“Gemma Geier zählen”

Matrei/Mittersill/Großkirchheim (OTS) – Dieses Jahr finden die internationalen Bartgeierbeobachtungstage von 7. bis 15. Oktober statt. Der Nationalpark Hohe Tauern ruft zur Mitarbeit bei den Bartgeierzähltagen auf und hofft, dass viele Freiwillige Bartgeierbeobachtungen beim Greifvogelteam melden. Zentraler Zähltag ist der Samstag, 7. Oktober 2017.

100 Jahre nach ihrer Ausrottung startete 1986 mit den ersten Freilassungen von Junggeiern im Nationalpark Hohe Tauern das inzwischen wohl erfolgreichste Artenschutzprojekt Europas. Heute leben wieder gut 240 der großen Aasfresser in den Alpen. Alleine 2017 sind alpenweit im Freiland 28 Junggeier erfolgreich ausgeflogen – dies ist ein neuer Rekord in den Alpen. In den Ostalpen und in den Seealpen gab es 2017 leider nur eine erfolgreiche Brut. Es gibt aber Hoffnung auf mehr Nachwuchs 2018, denn die drei bestehenden Brutpaare im Nationalpark Hohe Tauern haben bereits mit dem Horstbau begonnen. Erfreulich ist auch, dass sich die Bildung von insgesamt neun Brutpaaren in den Ostalpen abzeichnet.

 

Alpenweite Zählung

Sollten Sie einen Bartgeier beobachten, melden Sie dies bitte an das Bartgeier Team. Wichtig ist, sich Datum, Bergname/Ort und Dauer der Sichtung zu notieren. Auch die Anzahl und mögliche erkennbare Zeichen am Vogel (Färbung Kopf/Brust, Verhalten, eventuell erkennbare Markierungen) sind wichtig. Optimalerweise haben die Beobachter eine Kamera mit und können ein Foto machen.

Sie erreichen die Zuständigen unter Tel.: 0664/8203055,  gunther.gressmann@tirol.gv.at oder beobachtung@gmx.net, bzw. Tel.: 0664/3436293, ferdinand.lainer@salzburg.gv.at.

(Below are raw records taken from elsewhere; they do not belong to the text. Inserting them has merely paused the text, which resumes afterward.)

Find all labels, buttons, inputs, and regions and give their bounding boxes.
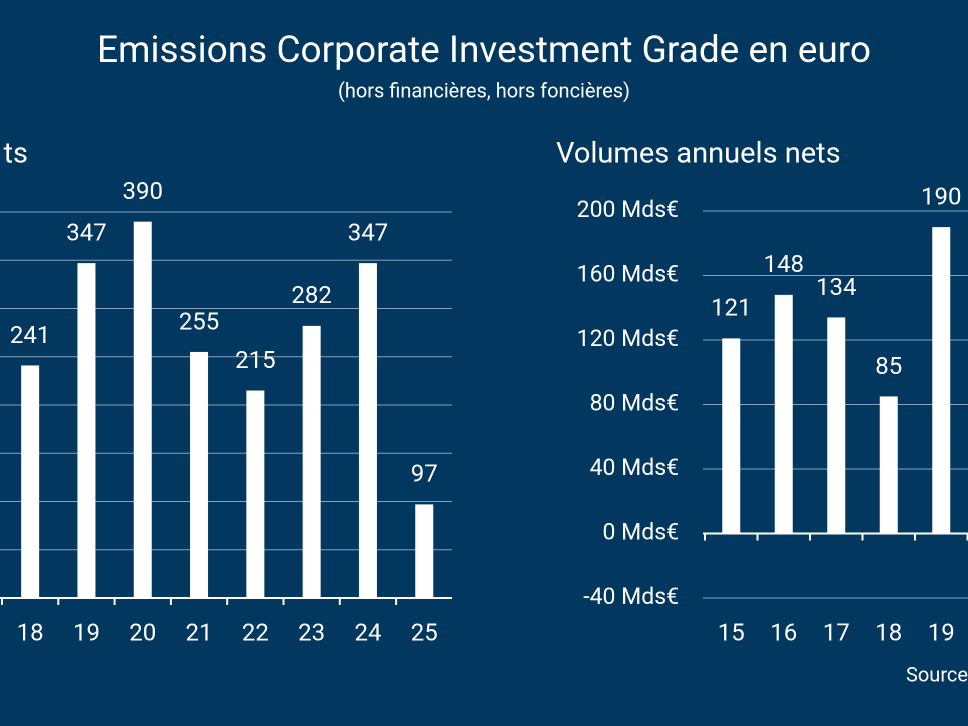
x-tick-label: 19 <box>73 618 100 646</box>
y-tick-label: 40 Mds€ <box>590 454 679 481</box>
value-label: 97 <box>411 460 438 488</box>
bar <box>415 504 434 598</box>
source: Source <box>906 662 968 686</box>
x-tick-label: 15 <box>718 618 745 646</box>
bar <box>21 365 40 598</box>
bar <box>302 325 321 598</box>
bar <box>932 227 951 534</box>
value-label: 241 <box>10 321 50 349</box>
subchart-title: Volumes annuels nets <box>556 137 841 171</box>
bar <box>827 317 846 534</box>
value-label: 134 <box>816 273 856 301</box>
value-label: 255 <box>179 307 219 335</box>
x-tick-label: 18 <box>875 618 902 646</box>
x-tick-label: 23 <box>298 618 325 646</box>
x-tick-label: 17 <box>823 618 850 646</box>
bar <box>246 390 265 598</box>
value-label: 190 <box>921 182 961 210</box>
bar <box>133 221 152 598</box>
value-label: 85 <box>875 352 902 380</box>
y-tick-label: -40 Mds€ <box>583 583 679 610</box>
value-label: 121 <box>711 294 751 322</box>
value-label: 347 <box>348 218 388 246</box>
subchart-title: ts <box>4 137 28 171</box>
bar <box>358 263 377 598</box>
y-tick-label: 0 Mds€ <box>603 519 679 546</box>
value-label: 215 <box>235 346 275 374</box>
y-tick-label: 160 Mds€ <box>577 261 679 288</box>
x-tick-label: 19 <box>928 618 955 646</box>
x-tick-label: 24 <box>354 618 381 646</box>
bar <box>774 294 793 534</box>
chart-subtitle: (hors financières, hors foncières) <box>338 78 630 102</box>
y-tick-label: 120 Mds€ <box>577 325 679 352</box>
value-label: 282 <box>291 281 331 309</box>
y-tick-label: 200 Mds€ <box>577 196 679 223</box>
bar <box>77 263 96 598</box>
bar <box>879 396 898 534</box>
bar <box>722 338 741 534</box>
x-tick-label: 16 <box>770 618 797 646</box>
value-label: 390 <box>123 177 163 205</box>
bar <box>190 351 209 598</box>
y-tick-label: 80 Mds€ <box>590 390 679 417</box>
x-tick-label: 20 <box>129 618 156 646</box>
x-tick-label: 21 <box>186 618 213 646</box>
x-tick-label: 18 <box>17 618 44 646</box>
chart-title: Emissions Corporate Investment Grade en … <box>97 29 871 72</box>
value-label: 148 <box>764 250 804 278</box>
x-tick-label: 22 <box>242 618 269 646</box>
x-tick-label: 25 <box>411 618 438 646</box>
value-label: 347 <box>66 218 106 246</box>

Unter http://www.bartgeier.ch finden sie außerdem ein Onlinemeldeformular. Der Nationalpark Hohe Tauern bedankt sich im Voraus bei allen ehrenamtlichen Beobachtern für ihre Mitarbeit!

 

Langstreckenflieger

Bartgeier zählen mit einer Spannweite von fast drei Metern zu den größten Vögeln Europas. Sie sind sehr mobil und legen auf ihren Wanderungen durch die Alpen hunderte Kilometer am Tag zurück. Deshalb ist man auf die Mithilfe vieler Beobachter angewiesen, um den Bartgeierbestand möglichst genau erfassen zu können.  Der Nationalpark Hohe Tauern hat seit Anfang an bei den jährlichen internationalen Bartgeierzähltagen aktiv mitgewirkt. Jedes Jahr beteiligen sich über den Alpenbogen verteilt hunderte Freiwillige an dieser gemeinsamen Zählaktion. Die internationalen Zähltage finden dieses Jahr zum 12. Mal terminlich abgestimmt über den ganzen Alpenbogen und im französichen Zentralmassiv statt. Dank vieler freiwilliger Helfer konnten in den beiden letzten Jahren zwischen 61 %  – 73 % des im wissenschaftlichen Modell berechneten Bartgeierbestandes in den Alpen beobachtet und somit ein guter Überblick über die Bartgeierpopulation und deren Verteilung in den Alpen gewonnen werden.